Of course, this, for me, raises a different question: it seems that, aerodynamically, you want the rocket to move as "straight" (for lack of a better word) as possible. Every event that causes the fins to "direct" the air, rather than move smoothly through it, is going to induce more drag. So, the question: why spin stabilize? I know that it's been used extensively in "real life" (Honest John is another one that comes immediately to mind), but I'm trying to understand why...

Anyone with a better understanding of the aerodynamics than I have able to explain?
You spin stabilize for accuracy. Of course you don't go as far but at least you are on track.
 
Estes used to make a lot of older kits, like the Apogee II and Camroc Carrier, that had the booster fins canted for spin, and no cant or spin on the upper stage. Why was this design practice discontinued?

Alan

The original Camroc carrier was actually called the Delta, the "Camroc Carrier" was a later single stage design. My question to John remains.
 
(I haven't read the whole thread yet, so please forgive redundancy, repetition, restatements, and the like.)

Apogee has a kit called the Slo Mo which has canted fins and some high drag features for a slow liftoff.

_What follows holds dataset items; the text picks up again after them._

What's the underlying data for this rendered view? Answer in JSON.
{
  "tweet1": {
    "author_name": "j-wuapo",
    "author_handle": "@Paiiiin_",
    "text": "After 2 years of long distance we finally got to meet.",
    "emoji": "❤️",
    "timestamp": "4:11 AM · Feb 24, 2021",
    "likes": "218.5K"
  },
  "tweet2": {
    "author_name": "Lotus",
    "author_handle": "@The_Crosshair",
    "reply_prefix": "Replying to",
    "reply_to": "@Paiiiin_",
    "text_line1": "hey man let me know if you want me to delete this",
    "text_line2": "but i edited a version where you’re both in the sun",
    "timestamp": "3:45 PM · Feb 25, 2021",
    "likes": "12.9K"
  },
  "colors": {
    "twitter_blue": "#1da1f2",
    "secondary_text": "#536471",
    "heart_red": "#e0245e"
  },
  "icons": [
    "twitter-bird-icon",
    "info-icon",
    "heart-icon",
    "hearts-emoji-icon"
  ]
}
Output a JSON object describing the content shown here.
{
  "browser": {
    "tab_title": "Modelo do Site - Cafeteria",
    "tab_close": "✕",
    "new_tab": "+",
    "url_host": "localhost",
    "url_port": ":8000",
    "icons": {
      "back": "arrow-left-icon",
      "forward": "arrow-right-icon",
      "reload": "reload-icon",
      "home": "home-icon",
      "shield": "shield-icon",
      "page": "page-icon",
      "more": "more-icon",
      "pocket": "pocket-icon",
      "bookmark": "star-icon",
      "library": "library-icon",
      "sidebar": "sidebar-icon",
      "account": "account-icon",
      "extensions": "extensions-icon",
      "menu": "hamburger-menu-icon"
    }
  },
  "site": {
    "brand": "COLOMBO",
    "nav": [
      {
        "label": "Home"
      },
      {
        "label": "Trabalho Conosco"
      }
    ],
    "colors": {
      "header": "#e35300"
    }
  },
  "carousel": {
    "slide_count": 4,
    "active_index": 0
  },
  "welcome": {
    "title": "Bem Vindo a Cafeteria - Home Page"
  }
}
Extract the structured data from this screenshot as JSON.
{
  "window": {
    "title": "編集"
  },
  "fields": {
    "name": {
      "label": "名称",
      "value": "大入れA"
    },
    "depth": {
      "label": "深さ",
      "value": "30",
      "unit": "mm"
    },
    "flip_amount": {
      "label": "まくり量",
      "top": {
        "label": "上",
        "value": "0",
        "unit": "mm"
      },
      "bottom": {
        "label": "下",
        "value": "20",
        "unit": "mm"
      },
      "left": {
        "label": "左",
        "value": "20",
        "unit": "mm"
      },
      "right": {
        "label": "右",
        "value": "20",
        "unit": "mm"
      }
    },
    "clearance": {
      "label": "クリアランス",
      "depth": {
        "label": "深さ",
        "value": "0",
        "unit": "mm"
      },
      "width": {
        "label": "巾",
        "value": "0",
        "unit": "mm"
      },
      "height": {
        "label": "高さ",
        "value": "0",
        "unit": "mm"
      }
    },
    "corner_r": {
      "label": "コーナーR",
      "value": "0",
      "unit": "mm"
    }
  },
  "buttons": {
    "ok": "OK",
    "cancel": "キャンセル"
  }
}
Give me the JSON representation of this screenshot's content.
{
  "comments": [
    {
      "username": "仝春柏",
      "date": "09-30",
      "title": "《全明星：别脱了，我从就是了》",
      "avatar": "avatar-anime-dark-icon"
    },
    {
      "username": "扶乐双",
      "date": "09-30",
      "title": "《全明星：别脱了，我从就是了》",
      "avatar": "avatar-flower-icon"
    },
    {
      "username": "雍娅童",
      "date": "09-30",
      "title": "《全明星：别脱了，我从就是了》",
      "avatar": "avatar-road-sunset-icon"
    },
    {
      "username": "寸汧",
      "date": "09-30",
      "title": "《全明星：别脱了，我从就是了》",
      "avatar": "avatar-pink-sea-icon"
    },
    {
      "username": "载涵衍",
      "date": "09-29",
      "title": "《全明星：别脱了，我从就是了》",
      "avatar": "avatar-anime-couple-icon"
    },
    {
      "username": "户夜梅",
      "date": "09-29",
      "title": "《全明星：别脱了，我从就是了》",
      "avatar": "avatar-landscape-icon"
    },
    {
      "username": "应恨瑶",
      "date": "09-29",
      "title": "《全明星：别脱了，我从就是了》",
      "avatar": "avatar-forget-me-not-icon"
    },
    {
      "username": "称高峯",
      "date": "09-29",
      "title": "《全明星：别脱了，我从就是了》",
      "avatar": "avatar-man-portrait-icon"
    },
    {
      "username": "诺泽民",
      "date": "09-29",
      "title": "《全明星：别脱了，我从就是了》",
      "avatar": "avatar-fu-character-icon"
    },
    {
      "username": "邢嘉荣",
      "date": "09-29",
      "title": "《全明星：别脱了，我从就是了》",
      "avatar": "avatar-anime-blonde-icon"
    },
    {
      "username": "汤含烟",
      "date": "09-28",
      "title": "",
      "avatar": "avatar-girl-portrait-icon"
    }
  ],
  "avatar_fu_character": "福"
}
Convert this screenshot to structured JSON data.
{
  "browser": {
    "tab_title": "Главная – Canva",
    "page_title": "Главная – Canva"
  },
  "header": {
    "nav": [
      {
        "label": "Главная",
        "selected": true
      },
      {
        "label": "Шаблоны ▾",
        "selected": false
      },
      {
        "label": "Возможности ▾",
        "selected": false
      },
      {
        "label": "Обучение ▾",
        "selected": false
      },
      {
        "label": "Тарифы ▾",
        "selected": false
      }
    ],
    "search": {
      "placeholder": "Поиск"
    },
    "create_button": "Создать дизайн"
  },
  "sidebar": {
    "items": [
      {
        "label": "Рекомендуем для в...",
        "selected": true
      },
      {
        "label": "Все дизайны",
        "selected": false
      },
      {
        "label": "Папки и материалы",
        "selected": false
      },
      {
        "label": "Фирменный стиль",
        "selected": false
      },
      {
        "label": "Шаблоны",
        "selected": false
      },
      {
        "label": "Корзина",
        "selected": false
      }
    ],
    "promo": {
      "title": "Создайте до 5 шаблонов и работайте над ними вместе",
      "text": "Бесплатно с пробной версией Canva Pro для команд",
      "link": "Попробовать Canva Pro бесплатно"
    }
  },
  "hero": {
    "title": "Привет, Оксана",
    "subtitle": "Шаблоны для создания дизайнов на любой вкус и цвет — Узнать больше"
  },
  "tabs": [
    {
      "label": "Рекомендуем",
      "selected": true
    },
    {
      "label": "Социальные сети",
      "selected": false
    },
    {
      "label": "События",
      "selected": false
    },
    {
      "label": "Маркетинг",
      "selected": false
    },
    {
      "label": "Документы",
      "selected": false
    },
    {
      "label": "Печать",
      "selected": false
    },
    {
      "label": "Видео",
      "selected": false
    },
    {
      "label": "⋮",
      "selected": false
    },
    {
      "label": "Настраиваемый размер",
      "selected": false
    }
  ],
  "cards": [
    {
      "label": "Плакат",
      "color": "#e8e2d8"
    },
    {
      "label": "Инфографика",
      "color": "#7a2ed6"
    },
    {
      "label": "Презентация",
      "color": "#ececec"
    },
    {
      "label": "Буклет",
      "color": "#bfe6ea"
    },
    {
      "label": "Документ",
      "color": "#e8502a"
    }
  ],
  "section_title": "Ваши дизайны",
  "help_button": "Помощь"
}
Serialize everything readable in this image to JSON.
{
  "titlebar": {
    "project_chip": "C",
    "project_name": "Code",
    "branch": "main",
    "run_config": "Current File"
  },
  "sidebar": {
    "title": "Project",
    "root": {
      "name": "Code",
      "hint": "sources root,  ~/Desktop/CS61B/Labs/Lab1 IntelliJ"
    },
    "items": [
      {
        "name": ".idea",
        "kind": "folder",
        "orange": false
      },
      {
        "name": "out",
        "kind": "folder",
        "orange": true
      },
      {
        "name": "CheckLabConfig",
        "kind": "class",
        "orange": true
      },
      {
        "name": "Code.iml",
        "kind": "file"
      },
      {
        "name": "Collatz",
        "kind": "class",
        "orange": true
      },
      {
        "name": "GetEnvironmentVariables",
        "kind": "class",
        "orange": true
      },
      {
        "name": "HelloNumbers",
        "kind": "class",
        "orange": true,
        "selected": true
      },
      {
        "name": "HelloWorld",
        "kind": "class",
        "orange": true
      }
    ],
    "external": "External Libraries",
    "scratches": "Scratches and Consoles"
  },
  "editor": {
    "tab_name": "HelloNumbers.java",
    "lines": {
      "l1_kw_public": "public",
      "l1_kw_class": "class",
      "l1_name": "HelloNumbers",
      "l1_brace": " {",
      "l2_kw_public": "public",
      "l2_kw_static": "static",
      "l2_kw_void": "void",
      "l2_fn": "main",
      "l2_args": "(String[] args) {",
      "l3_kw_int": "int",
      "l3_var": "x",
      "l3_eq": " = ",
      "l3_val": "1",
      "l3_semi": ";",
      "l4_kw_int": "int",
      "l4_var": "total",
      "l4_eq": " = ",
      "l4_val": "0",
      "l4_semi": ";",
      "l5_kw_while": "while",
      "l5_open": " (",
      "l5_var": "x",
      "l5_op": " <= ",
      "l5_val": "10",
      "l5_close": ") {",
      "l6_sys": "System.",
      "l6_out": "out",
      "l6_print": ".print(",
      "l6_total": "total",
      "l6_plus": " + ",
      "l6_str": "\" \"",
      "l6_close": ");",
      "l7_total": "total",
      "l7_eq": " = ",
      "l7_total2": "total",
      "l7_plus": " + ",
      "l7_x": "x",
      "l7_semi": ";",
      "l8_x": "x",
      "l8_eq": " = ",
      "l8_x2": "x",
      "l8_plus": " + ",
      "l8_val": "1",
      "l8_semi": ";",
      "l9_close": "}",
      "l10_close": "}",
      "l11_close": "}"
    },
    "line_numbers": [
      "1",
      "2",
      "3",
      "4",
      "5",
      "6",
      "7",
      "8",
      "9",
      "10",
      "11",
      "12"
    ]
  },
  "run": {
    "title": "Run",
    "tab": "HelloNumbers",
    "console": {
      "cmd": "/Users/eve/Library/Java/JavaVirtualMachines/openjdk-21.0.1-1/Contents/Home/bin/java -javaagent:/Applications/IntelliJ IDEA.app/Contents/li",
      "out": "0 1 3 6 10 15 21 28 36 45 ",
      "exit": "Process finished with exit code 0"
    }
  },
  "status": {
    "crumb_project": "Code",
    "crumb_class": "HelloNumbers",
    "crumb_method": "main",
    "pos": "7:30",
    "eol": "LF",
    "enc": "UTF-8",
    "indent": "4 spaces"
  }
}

I've made one with canted motors. Not the usual canting outward, but canted out of plane. I took a Sunward cluster kit for 2×18 mm in a BT60, inserted the two motor tubes in the two centering rings, then twisted on ring with respect to the other. That should spin like a sunuvabich, but I haven't launched it. No fins; hey, bullets don't need'm. It has no launch lug, as I suspect it would spin so hard it'll rip a lug right off, so it needs to be tube launched. I haven't decided on/acquired the right tube, which is the main reason I haven't launched it.